With such a dizzying amount of plants and flowers to choose from, getting started on a botanical bathroom can be a bit daunting. As ever, the best way to start is with something simple – and by asking for some expert advice from a professional florist. “Air plants, or tillandsia, are a great place to start as they are epiphytes, meaning they don’t require soil to grow, and take all they need by absorbing the moisture in the air through their leaves,” suggests Cathryn. “However, if alien-like air plants aren’t your cup of tea, the fishbone cactus, snake plant, cast iron plant, golden pothos and asparagus fern also thrive in humid conditions and are amenable to both higher and lower levels of light.”
Adding too many plants, too soon, is also going to cost you a lot of time taking care of them – so choosing the botanicals for your space is essential. As Pauline says: “This isn’t about competing with Kew Gardens! Start small, and research, research, research!”

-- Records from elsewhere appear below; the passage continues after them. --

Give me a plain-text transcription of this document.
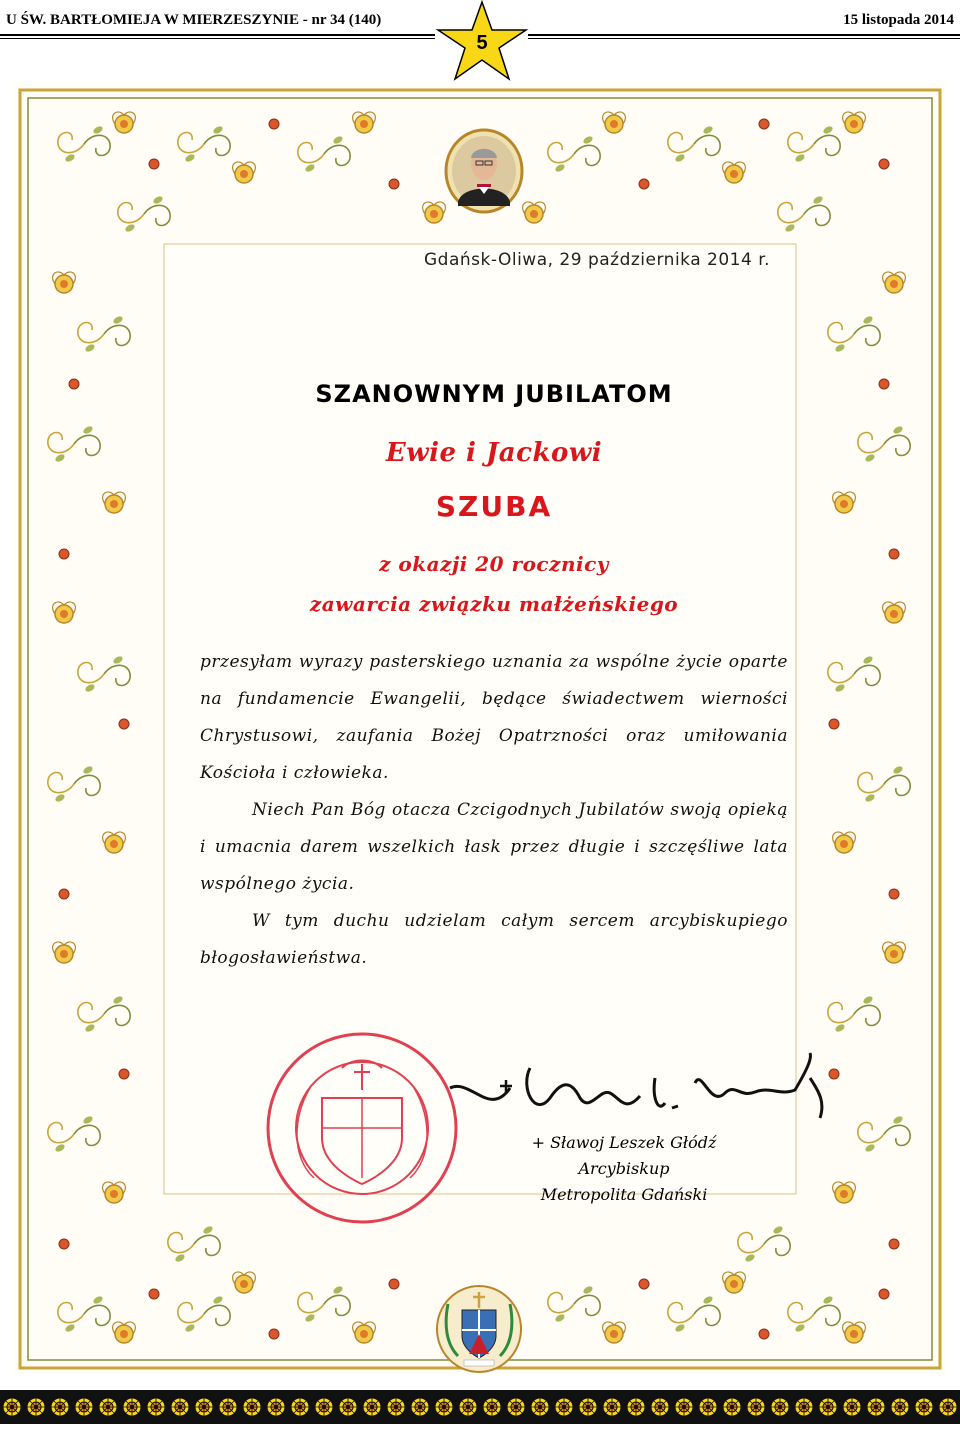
U ŚW. BARTŁOMIEJA W MIERZESZYNIE - nr 34 (140)
5
15 listopada 2014
Gdańsk-Oliwa, 29 października 2014 r.
SZANOWNYM JUBILATOM
Ewie i Jackowi
SZUBA
z okazji 20 rocznicy
zawarcia związku małżeńskiego

przesyłam wyrazy pasterskiego uznania za wspólne życie oparte na fundamencie Ewangelii, będące świadectwem wierności Chrystusowi, zaufania Bożej Opatrzności oraz umiłowania Kościoła i człowieka.

Niech Pan Bóg otacza Czcigodnych Jubilatów swoją opieką i umacnia darem wszelkich łask przez długie i szczęśliwe lata wspólnego życia.

W tym duchu udzielam całym sercem arcybiskupiego błogosławieństwa.

+ Sławoj Leszek Głódź
Arcybiskup
Metropolita Gdański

With your first plant safely, and successfully, potted in your bathroom, it’s time to start growing your indoor garden. As with any interior design choice, planning for bigger changes means thinking carefully about height, light and space. The good news is that plants tend to help us out here by growing and evolving according to where we place them. “It’s incredible how these organisms are so versatile in creating different types of environments,” says Cathryn. “With the huge amount of diversity (even within each genus), we’re provided with endless possibilities to enrich space. Tall fanning palms create canopies of varying height, tropical plants bring vitality through shape, texture and colour and cacti and succulents offer strong architectural structures that boldly hold their own.”
Beyond the leaf
And it’s not just the plants that offer all the variety either, with a huge array of interior design accessories that can add a touch of botanical style without any watering needed. The Aqua Culture Vases by Kinto are a great example of how you can introduce a touch of green and a splash of colour by your bathroom sink, as well as appreciating the beauty of the entire plant, from root to tip.
“You can add hints of the jungalow style by introducing items such as toothbrush holders, soap dispensers and bathmats which have a leaf or plant design on them,” adds Pauline. “There is also a wide selection of floor and wall options out there, that will help bring the feeling of nature into your bathroom. Start by adding a clear glass shower divider to bring light into your shower space, use large natural material tiles, with a mix of rich green tropical plants placed near to the area.”
Things to avoid
It’s important to remember that not every plant will suit every bathroom – so it’s important to get as much expert advice as possible. “Sudden fluctuations in temperatures can really shock your plant, so try to avoid draughty windows, and in the winter, if your bathroom gets particularly cold, consider moving your plants to a warmer room and make sure you mist them regularly,” suggests Cathryn. “It’s also important to remember that your plant will still need watering and quite often humidity loving plants require more hydration than others.
“Light is so important, as without light your plants simply won’t grow. I always advise people to observe the room, and how the light falls at different times of the day. If you have a plant placed in a darker spot and it’s showing signs of distress, move it into a sunnier spot for a couple of hours. You should also be aware that a room that’s too hot can have a detrimental effect on your plant, particularly ferns whose delicate leave and fronds can crisp and brown very easily. Desert dwelling cacti and succulents are best kept out of bathrooms too as they’re adapted to survive in very arid conditions where water is scarce.”